Flee (Flugt)
Jonas Poher Rasmussen (2020)
"Flee" (et heureusement) n'est pas un énième film d'animation sur l'oppression du régime des Talibans en Afghanistan. Ces derniers n'occupent qu'une place périphérique dans le récit, même s'ils sont à l'origine de l'exil d'Amin et d'une partie de sa famille. En matière de violation des droits de l'homme et de traitements inhumains et dégradants, presque tout le monde est renvoyé dos à dos: le régime communiste de Kaboul à l'origine de l'arrestation et de la disparition du père d'Amin ainsi que de l'exil de son grand frère (pour échapper à l'enrôlement dans la guerre qui l'opposait aux moudjahidines soutenus par les USA); la police russe post-soviétique totalement corrompue qui harcèle Amin et sa famille à cause de sa situation irrégulière dans le pays; les passeurs qui les font traverser dans des conditions qui mettent leur vie en danger; les occidentaux qui regardent ces migrants comme des attractions touristiques, les enferment en centre de rétention et les traitent comme des parias; les procédures de demande d'asile qui obligent à trafiquer les faits etc.

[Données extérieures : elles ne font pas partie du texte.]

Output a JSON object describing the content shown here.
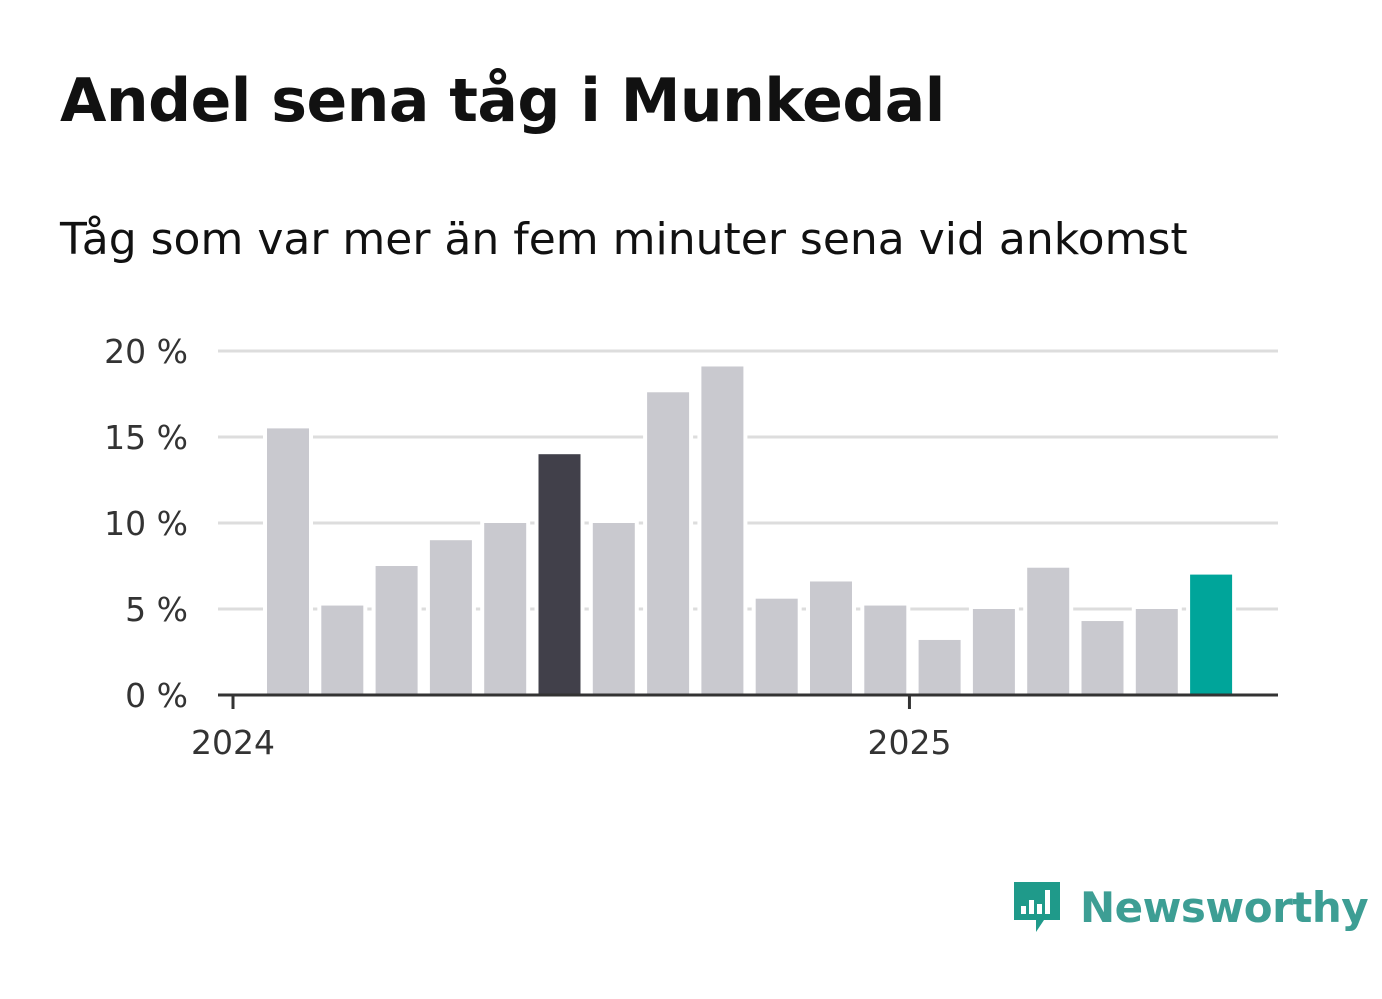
{
  "title": "Andel sena tåg i Munkedal",
  "subtitle": "Tåg som var mer än fem minuter sena vid ankomst",
  "brand": {
    "name": "Newsworthy",
    "icon": "bar-chart-speech-bubble-icon",
    "color": "#1f9a8a"
  },
  "colors": {
    "default_bar": "#c9c9cf",
    "highlight_bar": "#41404a",
    "latest_bar": "#00a59a",
    "grid": "#dddddd",
    "axis": "#333333"
  },
  "chart_data": {
    "type": "bar",
    "title": "Andel sena tåg i Munkedal",
    "subtitle": "Tåg som var mer än fem minuter sena vid ankomst",
    "xlabel": "",
    "ylabel": "",
    "ylim": [
      0,
      20
    ],
    "y_ticks": [
      0,
      5,
      10,
      15,
      20
    ],
    "y_tick_labels": [
      "0 %",
      "5 %",
      "10 %",
      "15 %",
      "20 %"
    ],
    "x_tick_labels": [
      "2024",
      "2025"
    ],
    "grid": true,
    "categories": [
      "2024-01",
      "2024-02",
      "2024-03",
      "2024-04",
      "2024-05",
      "2024-06",
      "2024-07",
      "2024-08",
      "2024-09",
      "2024-10",
      "2024-11",
      "2024-12",
      "2025-01",
      "2025-02",
      "2025-03",
      "2025-04",
      "2025-05",
      "2025-06"
    ],
    "values": [
      15.5,
      5.2,
      7.5,
      9.0,
      10.0,
      14.0,
      10.0,
      17.6,
      19.1,
      5.6,
      6.6,
      5.2,
      3.2,
      5.0,
      7.4,
      4.3,
      5.0,
      7.0
    ],
    "highlight": [
      {
        "category": "2024-06",
        "color": "#41404a"
      },
      {
        "category": "2025-06",
        "color": "#00a59a"
      }
    ]
  }
}
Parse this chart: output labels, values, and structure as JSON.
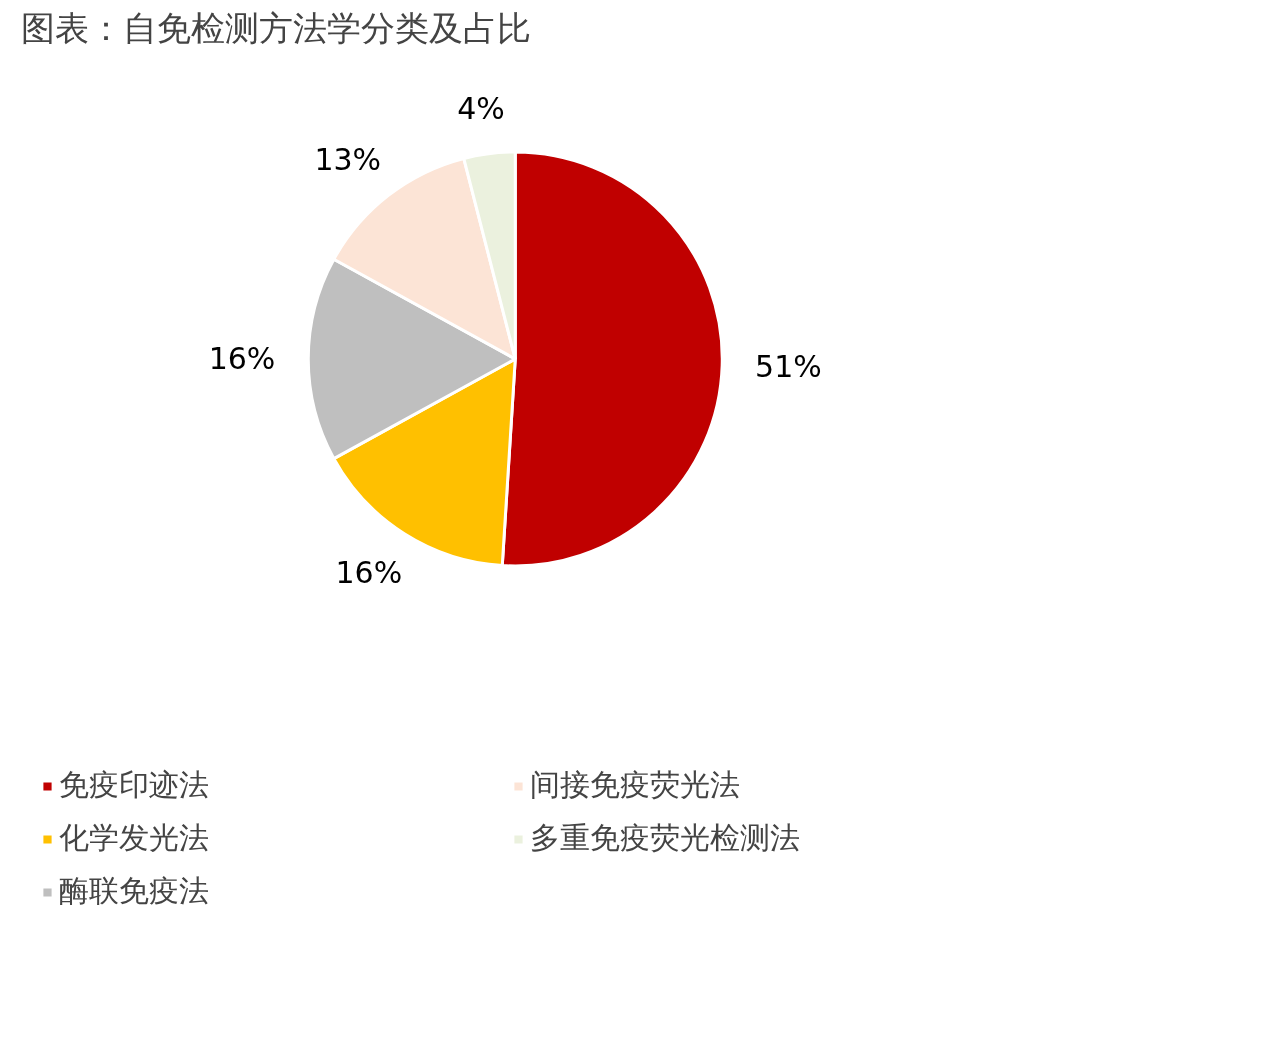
{
  "chart_data": {
    "type": "pie",
    "title": "图表：自免检测方法学分类及占比",
    "categories": [
      "免疫印迹法",
      "化学发光法",
      "酶联免疫法",
      "间接免疫荧光法",
      "多重免疫荧光检测法"
    ],
    "values": [
      51,
      16,
      16,
      13,
      4
    ],
    "colors": [
      "#c00000",
      "#ffc000",
      "#bfbfbf",
      "#fce4d6",
      "#ebf1de"
    ],
    "value_labels": [
      "51%",
      "16%",
      "16%",
      "13%",
      "4%"
    ],
    "legend": "bottom"
  }
}
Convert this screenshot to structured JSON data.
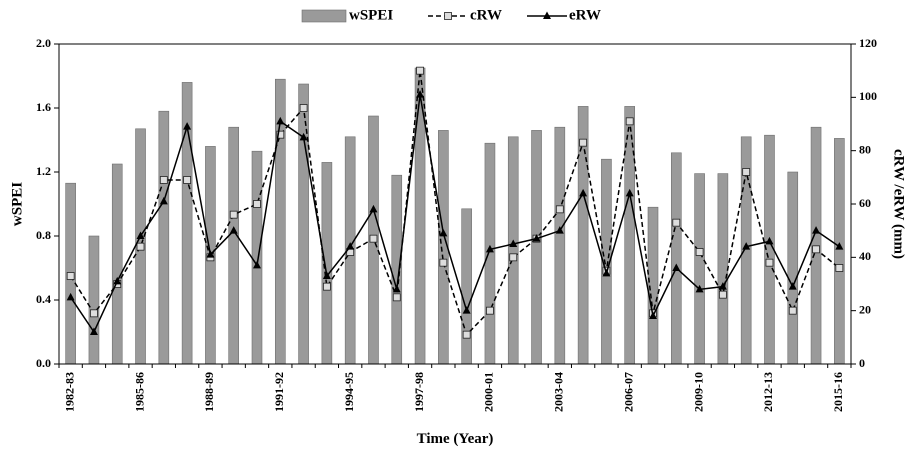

Toutes ces péripéties proviennent du récit d'Amin, brillant universitaire d'origine afghane réfugié au Danemark que le réalisateur a rencontré lorsqu'il est arrivé dans son village alors âgé de 16 ans et avec lequel il est devenu ami. 20 ans plus tard, Jonas Poher Rasmussen a l'idée de le faire parler et de transformer ce témoignage en film d'animation, ponctué d'images d'archives live fournissant des repères historiques. L'animation elle-même est de deux sortes: réaliste dans les moments calmes, elle se transforme en esquisse lorsqu'on touche à la mémoire traumatique d'Amin, c'est à dire aux épisodes de fuite et d'arrestation (en cela, j'ai pensé à un autre récit de réfugiés de guerre transposé en animation "Josep") (2020) et aussi bien sûr à "Valse avec Bachir" (2007) pour la confession d'un traumatisme qui remonte peu à peu à la surface). Peu à peu, Amin est amené à se défaire de la version officielle de sa vie, telle qu'il l'a donnée à son arrivée au Danemark en tant que réfugié mineur isolé et telle qu'il nous la donne au début du film. En effet, même une fois à l'abri, on découvre que celui-ci est resté prisonnier de son passé qu'il a tenu secret et que celui-ci l'empêche de se projeter dans l'avenir. Hormis dans le domaine de sa carrière, Amin a tellement peur d'être trahi (comme il l'a été à plusieurs reprises) qu'il est devenu paranoïaque et répugne à s'engager. Ce réflexe de dissimulation recouvre une autre dimension de la personnalité d'Amin, son homosexualité, taboue en Afghanistan, qui colore son ressenti mais qu'il ne peut ouvertement exprimer qu'à son arrivée au Danemark. Enfin, le film est une réflexion sur le poids des liens familiaux: l'entraide s'avère être un facteur décisif dans la réussite de l'entreprise mais la séparation également. Quant à l'intégration, on voit bien comment elle est entravée par ces mêmes liens qui font passer la famille (et sa survie) avant tout autre engagement sans parler du sentiment de dette que Amin ressent envers ceux qui se sont sacrifiés pour lui.